The Search and Discovery news story by Mark Wilson (Physics Today, August 2015, page 19) highlighted the exciting results on coherent control of bond formation by Zohar Amitay and coworkers.1 I have followed that work with great interest. The report emphasizes femtosecond bond formation but does not mention that this process was reported 20 years earlier.2
The initial demonstration of femtosecond bond making and the follow-up quantum mechanical calculations2,3 explained that the ultrashort laser pulse is capable of capturing collision pairs, which, for a short time, can absorb light with frequencies that are not resonant with the colliding atoms or with the bound precursors.

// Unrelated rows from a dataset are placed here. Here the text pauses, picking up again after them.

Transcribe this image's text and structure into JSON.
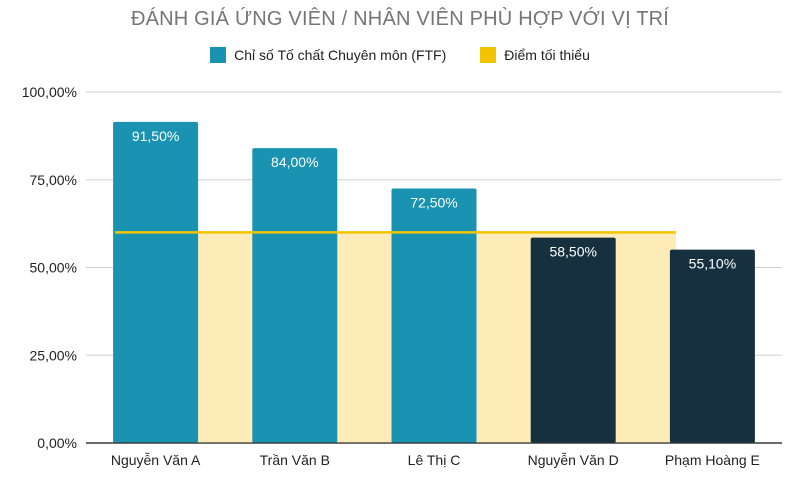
{
  "chart_data": {
    "type": "bar",
    "title": "ĐÁNH GIÁ ỨNG VIÊN / NHÂN VIÊN PHÙ HỢP VỚI VỊ TRÍ",
    "categories": [
      "Nguyễn Văn A",
      "Trần Văn B",
      "Lê Thị C",
      "Nguyễn Văn D",
      "Phạm Hoàng E"
    ],
    "series": [
      {
        "name": "Chỉ số Tố chất Chuyên môn (FTF)",
        "values": [
          91.5,
          84.0,
          72.5,
          58.5,
          55.1
        ],
        "value_labels": [
          "91,50%",
          "84,00%",
          "72,50%",
          "58,50%",
          "55,10%"
        ],
        "bar_colors": [
          "#1a93b2",
          "#1a93b2",
          "#1a93b2",
          "#16303f",
          "#16303f"
        ]
      },
      {
        "name": "Điểm tối thiểu",
        "type": "line",
        "values": [
          60,
          60,
          60,
          60,
          60
        ],
        "color": "#f2c400",
        "area_color": "#fdebb8"
      }
    ],
    "y_ticks": [
      "0,00%",
      "25,00%",
      "50,00%",
      "75,00%",
      "100,00%"
    ],
    "y_tick_values": [
      0,
      25,
      50,
      75,
      100
    ],
    "ylim": [
      0,
      100
    ],
    "grid": true,
    "legend_position": "top"
  },
  "legend": {
    "ftf_label": "Chỉ số Tố chất Chuyên môn (FTF)",
    "ftf_color": "#1a93b2",
    "min_label": "Điểm tối thiểu",
    "min_color": "#f2c400"
  }
}
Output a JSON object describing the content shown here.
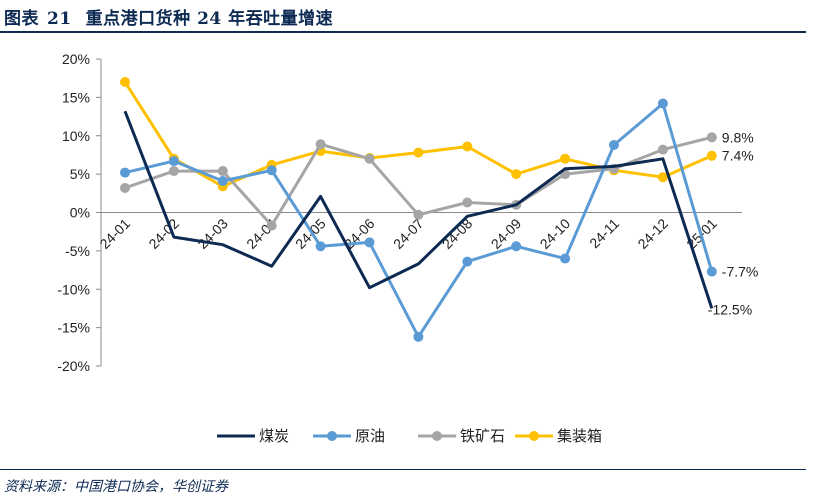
{
  "header": {
    "figure_label": "图表",
    "figure_number": "21",
    "title": "重点港口货种 24 年吞吐量增速"
  },
  "footer": {
    "source": "资料来源：中国港口协会，华创证券"
  },
  "chart_data": {
    "type": "line",
    "title": "重点港口货种 24 年吞吐量增速",
    "xlabel": "",
    "ylabel": "",
    "categories": [
      "24-01",
      "24-02",
      "24-03",
      "24-04",
      "24-05",
      "24-06",
      "24-07",
      "24-08",
      "24-09",
      "24-10",
      "24-11",
      "24-12",
      "25-01"
    ],
    "y_ticks": [
      "20%",
      "15%",
      "10%",
      "5%",
      "0%",
      "-5%",
      "-10%",
      "-15%",
      "-20%"
    ],
    "ylim": [
      -20,
      20
    ],
    "y_unit": "%",
    "grid": false,
    "legend_position": "bottom",
    "series": [
      {
        "name": "煤炭",
        "color": "#0d2a52",
        "values": [
          13.2,
          -3.2,
          -4.2,
          -7.0,
          2.1,
          -9.8,
          -6.7,
          -0.5,
          1.0,
          5.7,
          6.0,
          7.0,
          -12.5
        ],
        "end_label": "-12.5%"
      },
      {
        "name": "原油",
        "color": "#5b9bd5",
        "values": [
          5.2,
          6.7,
          4.1,
          5.5,
          -4.4,
          -3.9,
          -16.2,
          -6.4,
          -4.4,
          -6.0,
          8.8,
          14.2,
          -7.7
        ],
        "end_label": "-7.7%"
      },
      {
        "name": "铁矿石",
        "color": "#a5a5a5",
        "values": [
          3.2,
          5.4,
          5.4,
          -1.7,
          8.9,
          7.0,
          -0.3,
          1.3,
          1.0,
          5.0,
          5.7,
          8.2,
          9.8
        ],
        "end_label": "9.8%"
      },
      {
        "name": "集装箱",
        "color": "#ffc000",
        "values": [
          17.0,
          7.0,
          3.4,
          6.2,
          8.0,
          7.1,
          7.8,
          8.6,
          5.0,
          7.0,
          5.5,
          4.6,
          7.4
        ],
        "end_label": "7.4%"
      }
    ]
  }
}
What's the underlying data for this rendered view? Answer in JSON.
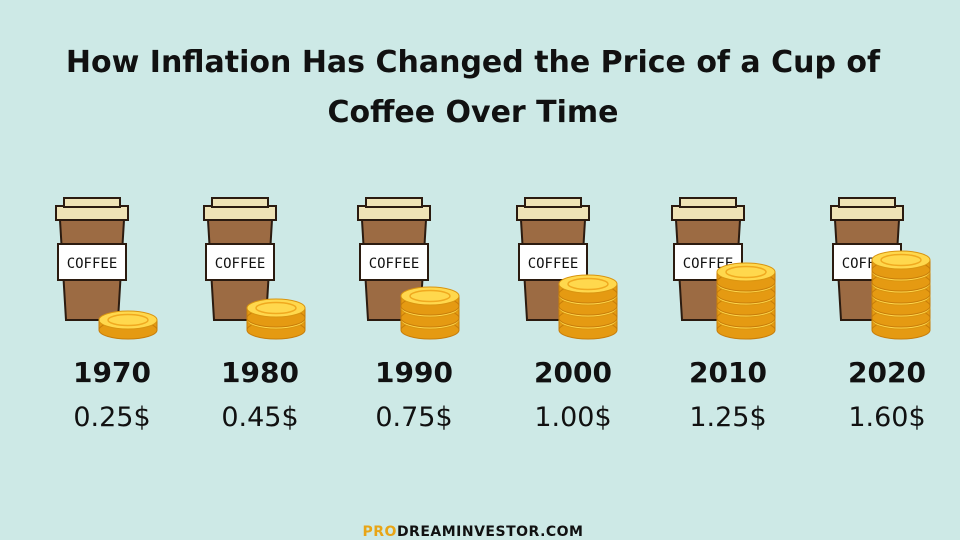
{
  "title": {
    "line1": "How Inflation Has Changed the Price of a Cup of",
    "line2": "Coffee Over Time"
  },
  "cup_label": "COFFEE",
  "items": [
    {
      "year": "1970",
      "price": "0.25$",
      "price_value": 0.25,
      "coins": 1
    },
    {
      "year": "1980",
      "price": "0.45$",
      "price_value": 0.45,
      "coins": 2
    },
    {
      "year": "1990",
      "price": "0.75$",
      "price_value": 0.75,
      "coins": 3
    },
    {
      "year": "2000",
      "price": "1.00$",
      "price_value": 1.0,
      "coins": 4
    },
    {
      "year": "2010",
      "price": "1.25$",
      "price_value": 1.25,
      "coins": 5
    },
    {
      "year": "2020",
      "price": "1.60$",
      "price_value": 1.6,
      "coins": 6
    }
  ],
  "footer": {
    "brand_prefix": "PRO",
    "brand_rest": "DREAMINVESTOR.COM"
  },
  "colors": {
    "background": "#cde9e6",
    "cup": "#9c6b43",
    "lid": "#efe3b6",
    "coin": "#f5b82e",
    "coin_top": "#ffd84d",
    "brand_accent": "#e8a516"
  }
}
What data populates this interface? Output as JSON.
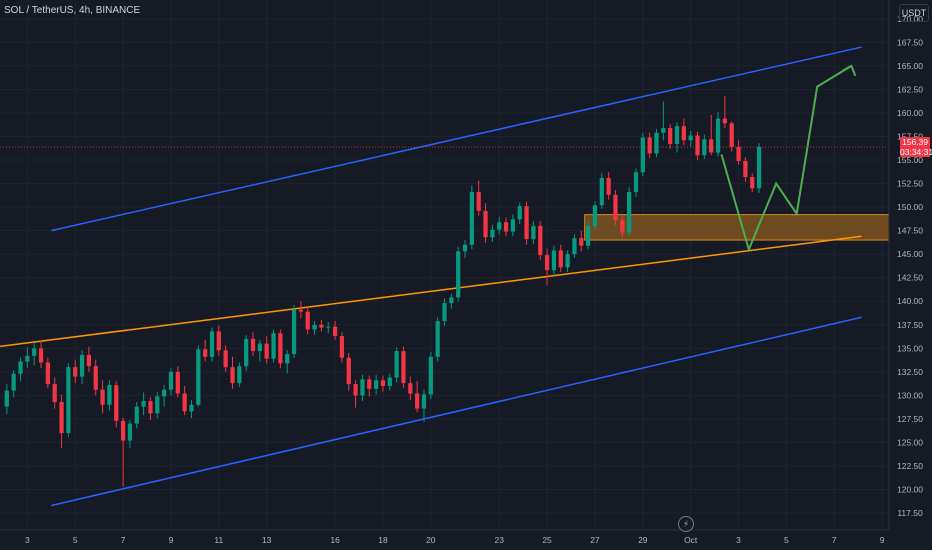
{
  "symbol": "SOL / TetherUS, 4h, BINANCE",
  "currency": "USDT",
  "last_price": "156.39",
  "countdown": "03:34:31",
  "event_icon": "lightning-bolt-icon",
  "colors": {
    "background": "#161a25",
    "grid": "#1f2330",
    "up": "#089981",
    "down": "#f23645",
    "channel": "#2962ff",
    "trendline": "#ff9800",
    "projection": "#4caf50",
    "zone_fill": "#b8731c",
    "price_line": "#f23645"
  },
  "chart_data": {
    "type": "candlestick",
    "title": "",
    "xlabel": "",
    "ylabel": "",
    "ylim": [
      115.7,
      172.0
    ],
    "xlim": [
      -1,
      129
    ],
    "y_ticks": [
      "117.50",
      "120.00",
      "122.50",
      "125.00",
      "127.50",
      "130.00",
      "132.50",
      "135.00",
      "137.50",
      "140.00",
      "142.50",
      "145.00",
      "147.50",
      "150.00",
      "152.50",
      "155.00",
      "157.50",
      "160.00",
      "162.50",
      "165.00",
      "167.50",
      "170.00"
    ],
    "x_ticks": [
      {
        "label": "3",
        "bar": 3
      },
      {
        "label": "5",
        "bar": 10
      },
      {
        "label": "7",
        "bar": 17
      },
      {
        "label": "9",
        "bar": 24
      },
      {
        "label": "11",
        "bar": 31
      },
      {
        "label": "13",
        "bar": 38
      },
      {
        "label": "16",
        "bar": 48
      },
      {
        "label": "18",
        "bar": 55
      },
      {
        "label": "20",
        "bar": 62
      },
      {
        "label": "23",
        "bar": 72
      },
      {
        "label": "25",
        "bar": 79
      },
      {
        "label": "27",
        "bar": 86
      },
      {
        "label": "29",
        "bar": 93
      },
      {
        "label": "Oct",
        "bar": 100
      },
      {
        "label": "3",
        "bar": 107
      },
      {
        "label": "5",
        "bar": 114
      },
      {
        "label": "7",
        "bar": 121
      },
      {
        "label": "9",
        "bar": 128
      }
    ],
    "candles": [
      [
        128.8,
        131.2,
        128.0,
        130.5
      ],
      [
        130.5,
        132.7,
        129.8,
        132.3
      ],
      [
        132.3,
        134.0,
        131.5,
        133.6
      ],
      [
        133.6,
        135.1,
        132.9,
        134.2
      ],
      [
        134.2,
        135.6,
        133.2,
        135.0
      ],
      [
        135.0,
        135.8,
        132.9,
        133.5
      ],
      [
        133.5,
        134.0,
        130.8,
        131.2
      ],
      [
        131.2,
        131.9,
        128.6,
        129.3
      ],
      [
        129.3,
        130.1,
        124.4,
        126.0
      ],
      [
        126.0,
        133.4,
        125.6,
        133.0
      ],
      [
        133.0,
        133.8,
        131.3,
        132.0
      ],
      [
        132.0,
        134.8,
        131.2,
        134.3
      ],
      [
        134.3,
        135.2,
        132.5,
        133.1
      ],
      [
        133.1,
        133.8,
        130.0,
        130.6
      ],
      [
        130.6,
        131.6,
        128.1,
        129.0
      ],
      [
        129.0,
        131.6,
        128.4,
        131.1
      ],
      [
        131.1,
        131.5,
        126.6,
        127.3
      ],
      [
        127.3,
        127.6,
        120.3,
        125.2
      ],
      [
        125.2,
        127.4,
        124.4,
        127.0
      ],
      [
        127.0,
        129.3,
        126.5,
        128.8
      ],
      [
        128.8,
        130.3,
        127.9,
        129.4
      ],
      [
        129.4,
        129.8,
        127.4,
        128.1
      ],
      [
        128.1,
        130.4,
        127.6,
        129.9
      ],
      [
        129.9,
        131.1,
        128.8,
        130.6
      ],
      [
        130.6,
        132.9,
        130.0,
        132.5
      ],
      [
        132.5,
        133.1,
        129.8,
        130.2
      ],
      [
        130.2,
        131.0,
        127.9,
        128.3
      ],
      [
        128.3,
        129.5,
        127.6,
        129.0
      ],
      [
        129.0,
        135.3,
        128.8,
        134.9
      ],
      [
        134.9,
        135.9,
        133.6,
        134.1
      ],
      [
        134.1,
        137.2,
        133.6,
        136.8
      ],
      [
        136.8,
        137.4,
        134.2,
        134.8
      ],
      [
        134.8,
        135.3,
        132.5,
        133.0
      ],
      [
        133.0,
        134.1,
        130.7,
        131.3
      ],
      [
        131.3,
        133.5,
        130.9,
        133.1
      ],
      [
        133.1,
        136.4,
        132.6,
        136.0
      ],
      [
        136.0,
        136.7,
        134.2,
        134.7
      ],
      [
        134.7,
        135.9,
        133.6,
        135.5
      ],
      [
        135.5,
        136.3,
        133.4,
        133.9
      ],
      [
        133.9,
        137.0,
        133.5,
        136.6
      ],
      [
        136.6,
        137.0,
        132.9,
        133.4
      ],
      [
        133.4,
        134.8,
        132.3,
        134.4
      ],
      [
        134.4,
        139.6,
        134.0,
        139.1
      ],
      [
        139.1,
        140.0,
        138.2,
        138.9
      ],
      [
        138.9,
        139.4,
        136.5,
        137.0
      ],
      [
        137.0,
        137.9,
        136.4,
        137.5
      ],
      [
        137.5,
        138.0,
        136.8,
        137.2
      ],
      [
        137.2,
        137.8,
        136.6,
        137.3
      ],
      [
        137.3,
        137.9,
        135.9,
        136.3
      ],
      [
        136.3,
        136.7,
        133.5,
        134.0
      ],
      [
        134.0,
        134.5,
        130.5,
        131.2
      ],
      [
        131.2,
        131.6,
        128.7,
        130.0
      ],
      [
        130.0,
        132.2,
        129.4,
        131.7
      ],
      [
        131.7,
        132.1,
        129.9,
        130.7
      ],
      [
        130.7,
        132.2,
        130.1,
        131.6
      ],
      [
        131.6,
        132.1,
        130.4,
        131.0
      ],
      [
        131.0,
        132.3,
        130.5,
        131.9
      ],
      [
        131.9,
        135.1,
        131.4,
        134.7
      ],
      [
        134.7,
        135.2,
        130.8,
        131.3
      ],
      [
        131.3,
        132.0,
        129.5,
        130.2
      ],
      [
        130.2,
        131.5,
        128.2,
        128.6
      ],
      [
        128.6,
        130.6,
        127.2,
        130.1
      ],
      [
        130.1,
        134.6,
        129.6,
        134.1
      ],
      [
        134.1,
        138.3,
        133.6,
        137.9
      ],
      [
        137.9,
        140.3,
        137.4,
        139.8
      ],
      [
        139.8,
        140.8,
        139.2,
        140.4
      ],
      [
        140.4,
        145.8,
        140.0,
        145.3
      ],
      [
        145.3,
        146.5,
        144.6,
        146.0
      ],
      [
        146.0,
        152.3,
        145.5,
        151.6
      ],
      [
        151.6,
        152.8,
        149.1,
        149.6
      ],
      [
        149.6,
        150.4,
        146.2,
        146.8
      ],
      [
        146.8,
        148.1,
        146.3,
        147.6
      ],
      [
        147.6,
        149.0,
        147.1,
        148.4
      ],
      [
        148.4,
        148.9,
        146.9,
        147.4
      ],
      [
        147.4,
        149.2,
        146.9,
        148.7
      ],
      [
        148.7,
        150.5,
        148.2,
        150.1
      ],
      [
        150.1,
        150.6,
        146.0,
        146.6
      ],
      [
        146.6,
        148.5,
        146.1,
        148.0
      ],
      [
        148.0,
        148.5,
        144.4,
        144.9
      ],
      [
        144.9,
        145.6,
        141.7,
        143.3
      ],
      [
        143.3,
        145.9,
        142.7,
        145.4
      ],
      [
        145.4,
        146.0,
        143.1,
        143.6
      ],
      [
        143.6,
        145.4,
        143.1,
        145.0
      ],
      [
        145.0,
        147.1,
        144.6,
        146.7
      ],
      [
        146.7,
        147.5,
        145.3,
        145.9
      ],
      [
        145.9,
        148.5,
        145.5,
        148.0
      ],
      [
        148.0,
        150.6,
        147.6,
        150.2
      ],
      [
        150.2,
        153.6,
        149.8,
        153.1
      ],
      [
        153.1,
        153.7,
        150.8,
        151.3
      ],
      [
        151.3,
        151.8,
        148.1,
        148.6
      ],
      [
        148.6,
        149.3,
        146.8,
        147.3
      ],
      [
        147.3,
        152.1,
        146.9,
        151.6
      ],
      [
        151.6,
        154.1,
        151.1,
        153.7
      ],
      [
        153.7,
        157.9,
        153.3,
        157.4
      ],
      [
        157.4,
        157.9,
        155.2,
        155.7
      ],
      [
        155.7,
        158.3,
        155.3,
        157.9
      ],
      [
        157.9,
        161.2,
        157.1,
        158.4
      ],
      [
        158.4,
        158.8,
        156.2,
        156.7
      ],
      [
        156.7,
        159.0,
        155.8,
        158.6
      ],
      [
        158.6,
        159.4,
        156.6,
        157.1
      ],
      [
        157.1,
        158.1,
        156.4,
        157.6
      ],
      [
        157.6,
        158.0,
        155.0,
        155.5
      ],
      [
        155.5,
        157.7,
        155.1,
        157.2
      ],
      [
        157.2,
        159.8,
        155.5,
        155.8
      ],
      [
        155.8,
        160.1,
        155.4,
        159.4
      ],
      [
        159.4,
        161.8,
        158.4,
        158.9
      ],
      [
        158.9,
        159.1,
        155.9,
        156.4
      ],
      [
        156.4,
        157.1,
        154.5,
        154.9
      ],
      [
        154.9,
        155.3,
        152.7,
        153.2
      ],
      [
        153.2,
        153.6,
        151.6,
        152.0
      ],
      [
        152.0,
        156.8,
        151.5,
        156.4
      ]
    ],
    "lines": [
      {
        "name": "",
        "kind": "channel-upper",
        "x": [
          6.5,
          125
        ],
        "y": [
          147.5,
          167.0
        ]
      },
      {
        "name": "",
        "kind": "channel-lower",
        "x": [
          6.5,
          125
        ],
        "y": [
          118.3,
          138.3
        ]
      },
      {
        "name": "",
        "kind": "trendline",
        "x": [
          -1,
          125
        ],
        "y": [
          135.2,
          146.9
        ]
      },
      {
        "name": "",
        "kind": "projection",
        "x": [
          104.5,
          108.5,
          112.5,
          115.5,
          118.5,
          123.5
        ],
        "y": [
          155.6,
          145.5,
          152.5,
          149.3,
          162.8,
          165.0
        ]
      }
    ],
    "zones": [
      {
        "x": [
          84.5,
          129
        ],
        "y": [
          146.5,
          149.2
        ]
      }
    ],
    "last_price_line": 156.39
  }
}
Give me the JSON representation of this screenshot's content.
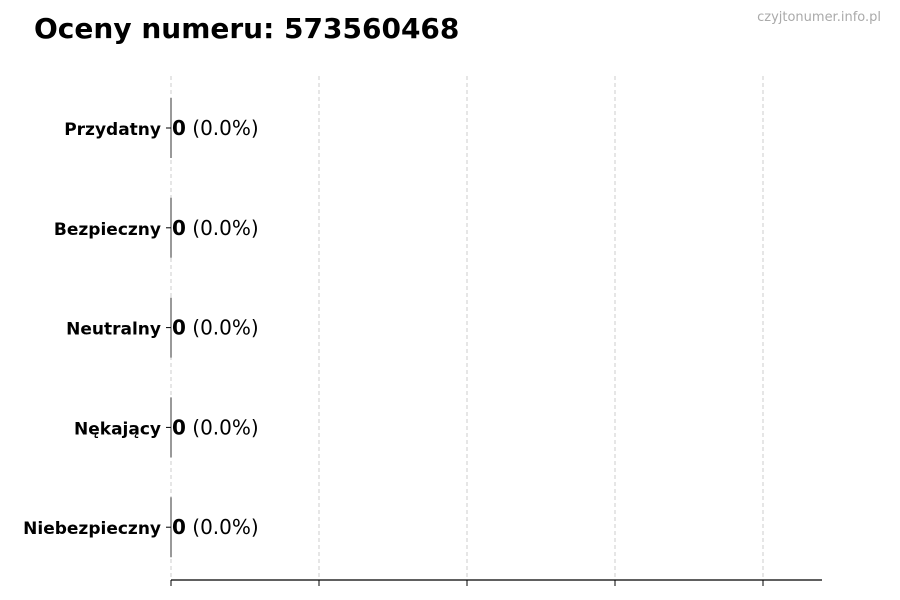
{
  "chart_data": {
    "type": "bar",
    "orientation": "horizontal",
    "title": "Oceny numeru: 573560468",
    "watermark": "czyjtonumer.info.pl",
    "categories": [
      "Przydatny",
      "Bezpieczny",
      "Neutralny",
      "Nękający",
      "Niebezpieczny"
    ],
    "values": [
      0,
      0,
      0,
      0,
      0
    ],
    "percentages": [
      "(0.0%)",
      "(0.0%)",
      "(0.0%)",
      "(0.0%)",
      "(0.0%)"
    ],
    "value_labels": [
      "0",
      "0",
      "0",
      "0",
      "0"
    ],
    "xlabel": "",
    "ylabel": "",
    "x_tick_labels_shown": false,
    "grid": "vertical dashed",
    "colors": {
      "bar_edge": "#333333",
      "grid": "#cccccc",
      "text": "#000000",
      "watermark": "#aaaaaa"
    }
  }
}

In the context of coherent control of bimolecular reactions, the photoassociation process is useful in establishing the time, orientation, and alignment of the collision that leads to the nascent molecule. Bimolecular laser control without photoassociation had been observed before, most notably in the work of F. Fleming Crim and coworkers, who controlled the bimolecular reaction between semi-deuterated water and chlorine.4 Those experiments took advantage of the fact that overtone excitation of either the OH or OD bond remained localized long enough to permit selective chemistry to occur following a collision with a chlorine atom. The femtosecond photoassociation and its chirp enhancement—the work highlighted in Wilson’s report—bypass the need for long-lived intermediates and promise a fertile new field of chemical investigation.